Both the addiction and mental health fields are simultaneously going through separate recovery revolutions, without either side knowing much about the other's movement.

Addiction Treatment

There are two movements occurring in addiction treatment-one is a recovery advocacy movement; the other is a recovery management treatment movement. The recovery advocacy movement is being led by individuals in recovery, their families and visionary professionals in the addictions field (White, Kurtz, & Sanders, 2005). These groups are advocating for:

  • long-term recovery;

  • greater emphasis placed on recovery rather than treatment;

  • an end to discrimination by insurance companies that routinely pay less for addictions treatment than other medical conditions;

  • a recognition of multiple pathways to long-term recovery;

  • individuals in recovery having a voice in the direction of that recovery;

  • treatment as an alternative to incarceration; and

  • the restoring of citizenship.

The recovery management treatment movement is one that shifts from treating addiction in short-term, acute episodes toward how we treat other progressive and chronic illnesses, such as cancer and diabetes, long-term (White, 2005).

This movement involves:

  • placing a greater emphasis on long-term recovery rather than treatment;

  • a focus on the importance of continuous care rather than treating aftercare “like an afterthought”;

  • acknowledging that clients are utilizing multiple paths to long-term recovery;

  • clients having a voice in the direction of their treatment and recovery;

  • the use of indigenous healers (recovery coaches) who work with clients ongoing in their natural environments; and

  • the formation of new partnerships among treatment, faith-based, secular and other communities of recovery.

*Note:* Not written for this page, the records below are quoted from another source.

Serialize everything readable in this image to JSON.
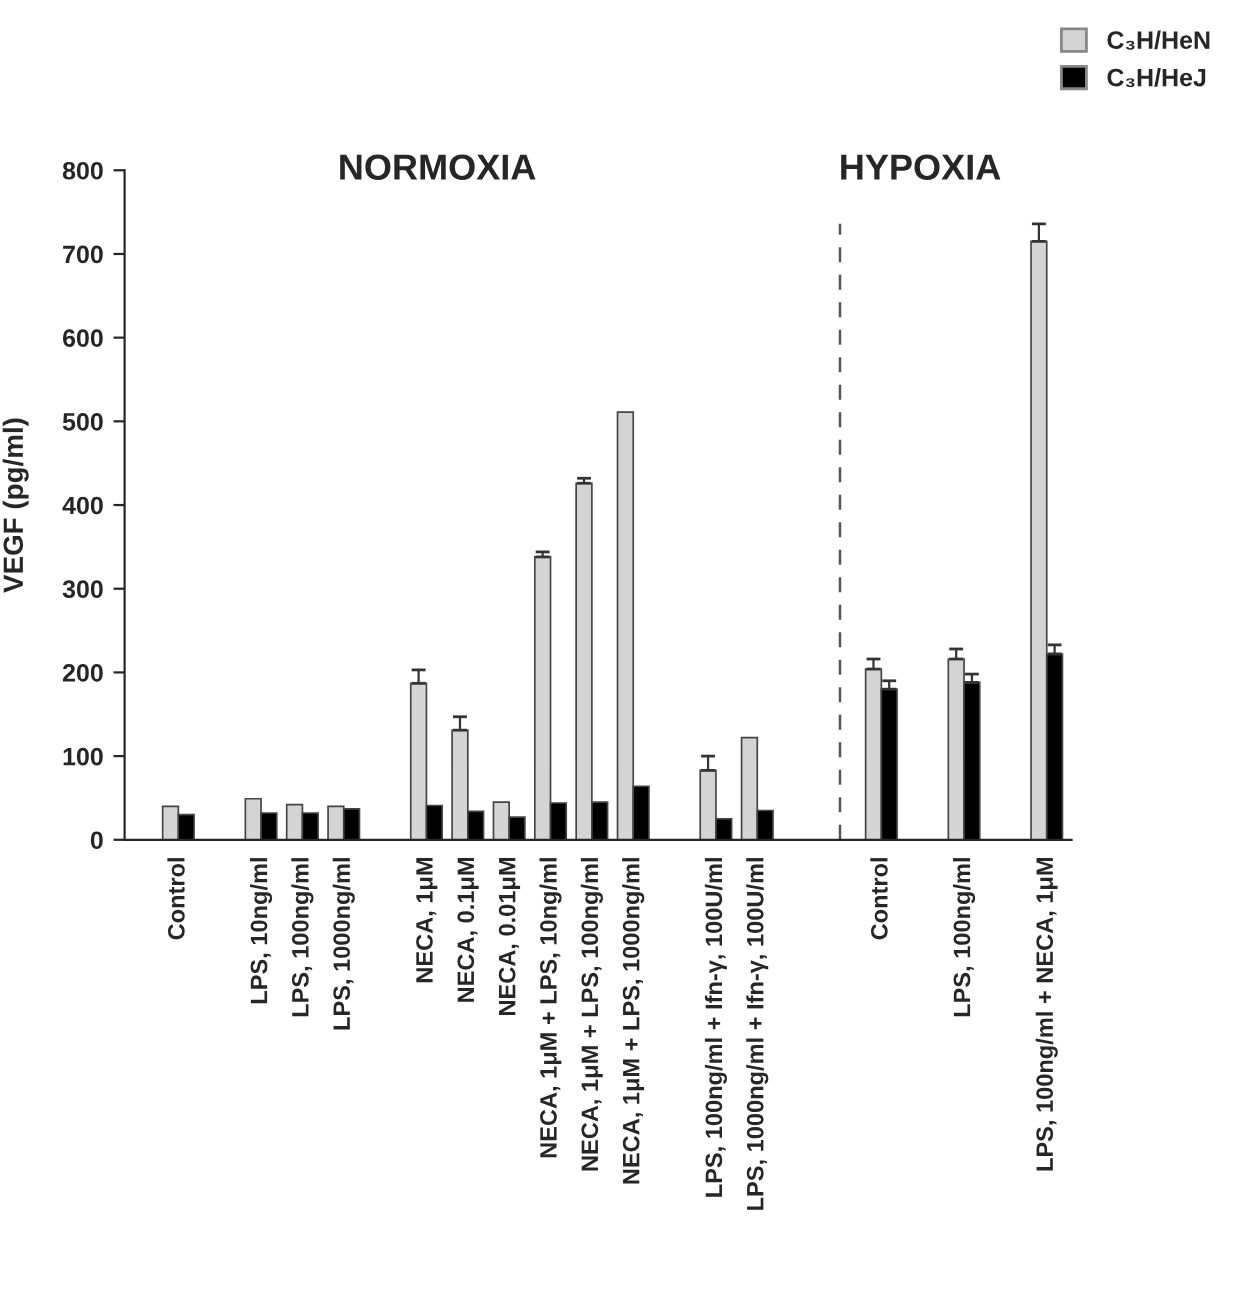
{
  "chart_data": {
    "type": "bar",
    "ylabel": "VEGF (pg/ml)",
    "categories": [
      "Control",
      null,
      "LPS, 10ng/ml",
      "LPS, 100ng/ml",
      "LPS, 1000ng/ml",
      null,
      "NECA, 1μM",
      "NECA, 0.1μM",
      "NECA, 0.01μM",
      "NECA, 1μM + LPS, 10ng/ml",
      "NECA, 1μM + LPS, 100ng/ml",
      "NECA, 1μM + LPS, 1000ng/ml",
      null,
      "LPS, 100ng/ml + Ifn-γ, 100U/ml",
      "LPS, 1000ng/ml + Ifn-γ, 100U/ml",
      null,
      null,
      "Control",
      null,
      "LPS, 100ng/ml",
      null,
      "LPS, 100ng/ml + NECA, 1μM"
    ],
    "series": [
      {
        "name": "C₃H/HeN",
        "color": "#d4d4d4",
        "values": [
          40,
          null,
          49,
          42,
          40,
          null,
          187,
          131,
          45,
          338,
          426,
          511,
          null,
          83,
          122,
          null,
          null,
          204,
          null,
          216,
          null,
          715
        ],
        "errors": [
          null,
          null,
          null,
          null,
          null,
          null,
          [
            187,
            203
          ],
          [
            131,
            147
          ],
          null,
          [
            338,
            344
          ],
          [
            426,
            432
          ],
          null,
          null,
          [
            83,
            100
          ],
          null,
          null,
          null,
          [
            204,
            216
          ],
          null,
          [
            216,
            228
          ],
          null,
          [
            715,
            736
          ]
        ]
      },
      {
        "name": "C₃H/HeJ",
        "color": "#000000",
        "values": [
          30,
          null,
          32,
          32,
          37,
          null,
          41,
          34,
          27,
          44,
          45,
          64,
          null,
          25,
          35,
          null,
          null,
          180,
          null,
          188,
          null,
          222
        ],
        "errors": [
          null,
          null,
          null,
          null,
          null,
          null,
          null,
          null,
          null,
          null,
          null,
          null,
          null,
          null,
          null,
          null,
          null,
          [
            180,
            190
          ],
          null,
          [
            188,
            198
          ],
          null,
          [
            222,
            233
          ]
        ]
      }
    ],
    "ylim": [
      0,
      800
    ],
    "yticks": [
      0,
      100,
      200,
      300,
      400,
      500,
      600,
      700,
      800
    ],
    "annotations": [
      "NORMOXIA",
      "HYPOXIA"
    ],
    "legend": "top right"
  }
}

The addictions recovery and advocacy movements were triggered by the criminalization of addiction in the 1980s and 1990s. During those years the crack cocaine epidemic prompted insurance companies to use that increased stigma to decrease their coverage of substance use disorders, leaving outpatient as a primary option for clients whose illnesses may have been chronic. While these revolutions have been occurring in the addictions field, a similar paradigm shift is occurring in the mental health arena.